January is consistently a high-risk month for infections. Spending long hours indoors, using crowded public transport, and returning to busy workplaces, combined with weakened immunity from holiday fatigue and irregular eating, make it easier for viruses to spread. The reopening of schools and kindergartens adds to the risk, as children can quickly carry viruses home to their families.
Spotting symptoms early is crucial, especially when trying to tell the difference between flu and a common cold. Flu usually starts suddenly, with high fever, chills, body aches, joint pain, fatigue, and general weakness. Many people notice within the first 24 hours that it’s more serious than a typical cold, because their tiredness is unusually strong.
Colds, by contrast, tend to develop more slowly and are usually milder, often causing runny nose, scratchy throat, or sneezing. Recognizing these differences is important because early laboratory or targeted viral testing – like rapid influenza A/B and RSV tests – can guide the most appropriate treatment.
Reducing transmission is not only important for your own health but also a responsibility to others. Hand hygiene – washing hands regularly and using hand sanitizer – is one of the most effective ways to stop viruses, as they often spread via surfaces from person to person.
If you are sick, practicing good cough etiquette is essential: use tissues, cough or sneeze into your elbow, and immediately dispose of used tissues. Wearing a mask while at work or traveling with flu-like symptoms can significantly reduce the risk of infecting others. Though simple, these measures make a real difference: widespread adherence can flatten epidemic curves and lower transmission rates.

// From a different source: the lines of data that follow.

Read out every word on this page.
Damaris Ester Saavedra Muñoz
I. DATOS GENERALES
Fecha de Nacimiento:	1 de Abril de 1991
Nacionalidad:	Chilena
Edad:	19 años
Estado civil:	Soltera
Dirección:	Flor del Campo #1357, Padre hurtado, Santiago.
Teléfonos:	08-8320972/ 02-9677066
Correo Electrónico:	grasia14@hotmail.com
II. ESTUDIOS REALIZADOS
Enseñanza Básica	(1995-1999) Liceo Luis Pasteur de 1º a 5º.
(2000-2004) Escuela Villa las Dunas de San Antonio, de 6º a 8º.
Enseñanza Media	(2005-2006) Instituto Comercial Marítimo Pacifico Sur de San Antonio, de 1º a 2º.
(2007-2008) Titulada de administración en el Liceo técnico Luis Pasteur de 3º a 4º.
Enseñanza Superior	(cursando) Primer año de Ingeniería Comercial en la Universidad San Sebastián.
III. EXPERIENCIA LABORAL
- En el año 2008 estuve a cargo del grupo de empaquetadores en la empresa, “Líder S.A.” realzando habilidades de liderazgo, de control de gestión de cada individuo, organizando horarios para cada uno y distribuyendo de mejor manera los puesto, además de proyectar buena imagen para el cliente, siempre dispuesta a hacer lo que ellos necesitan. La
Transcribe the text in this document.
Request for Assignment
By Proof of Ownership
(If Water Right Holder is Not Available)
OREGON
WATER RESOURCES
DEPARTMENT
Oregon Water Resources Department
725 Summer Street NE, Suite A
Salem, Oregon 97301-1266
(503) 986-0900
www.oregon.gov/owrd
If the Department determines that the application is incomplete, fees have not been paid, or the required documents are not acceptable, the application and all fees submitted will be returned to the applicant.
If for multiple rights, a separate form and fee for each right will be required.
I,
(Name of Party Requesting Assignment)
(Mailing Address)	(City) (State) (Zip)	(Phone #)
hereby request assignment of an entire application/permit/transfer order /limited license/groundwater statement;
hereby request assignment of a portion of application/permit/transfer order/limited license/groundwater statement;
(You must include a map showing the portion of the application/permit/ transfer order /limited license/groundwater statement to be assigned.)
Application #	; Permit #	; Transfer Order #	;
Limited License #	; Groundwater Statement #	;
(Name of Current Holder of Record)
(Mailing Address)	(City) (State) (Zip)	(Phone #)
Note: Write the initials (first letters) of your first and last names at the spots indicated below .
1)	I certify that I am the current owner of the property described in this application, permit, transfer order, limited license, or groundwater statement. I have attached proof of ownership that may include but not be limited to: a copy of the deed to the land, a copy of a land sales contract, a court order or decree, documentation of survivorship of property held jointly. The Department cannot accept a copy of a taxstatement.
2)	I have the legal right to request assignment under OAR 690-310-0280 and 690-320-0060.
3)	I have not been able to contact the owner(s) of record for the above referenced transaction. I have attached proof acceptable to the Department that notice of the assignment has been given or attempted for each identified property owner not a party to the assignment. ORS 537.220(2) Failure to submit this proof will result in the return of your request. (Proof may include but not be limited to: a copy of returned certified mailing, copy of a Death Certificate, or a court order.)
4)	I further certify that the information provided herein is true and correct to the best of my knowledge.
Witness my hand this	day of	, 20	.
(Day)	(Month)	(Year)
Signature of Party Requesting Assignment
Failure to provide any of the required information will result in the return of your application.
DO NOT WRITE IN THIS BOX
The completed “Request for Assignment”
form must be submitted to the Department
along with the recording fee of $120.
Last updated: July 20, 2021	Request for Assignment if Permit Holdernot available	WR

Rapid tests and PCR-based diagnostics provide clear information about whether influenza, RSV, adenovirus, or another respiratory virus is causing symptoms.
At HR-Pharma, laboratory diagnostics play a key role during this season. Serological influenza testing can identify the exact type of virus responsible.
Accurate diagnosis helps select the most suitable treatment and prevents unnecessary use of antibiotics, which are not effective against viral infections.
Frequently Asked Questions
1. Flu or cold: How do I know the difference?
Flu comes on suddenly with high fever, body aches, and extreme fatigue. Colds are usually milder, develop more gradually, and include symptoms like runny nose, sore throat, or sneezing. Confirming the difference requires serological testing, rapid influenza A/B or RSV tests, or PCR testing if needed.
2. When should I get laboratory or viral testing?
Testing is recommended if symptoms appear suddenly, the fever is high, your overall condition worsens quickly, or you have a chronic illness. Testing is especially important for children, the elderly, and people with weakened immune systems, as complications can develop faster in these groups.
3. When can I go back to work after getting sick, and how long can I infect others?
For flu, you can start spreading the virus 1 day before symptoms appear and remain infectious for 5-7 days after they start. The highest risk of transmission is in the first 2-3 days. Return to work only after your fever has been gone for at least 24 hours and your overall condition has significantly improved.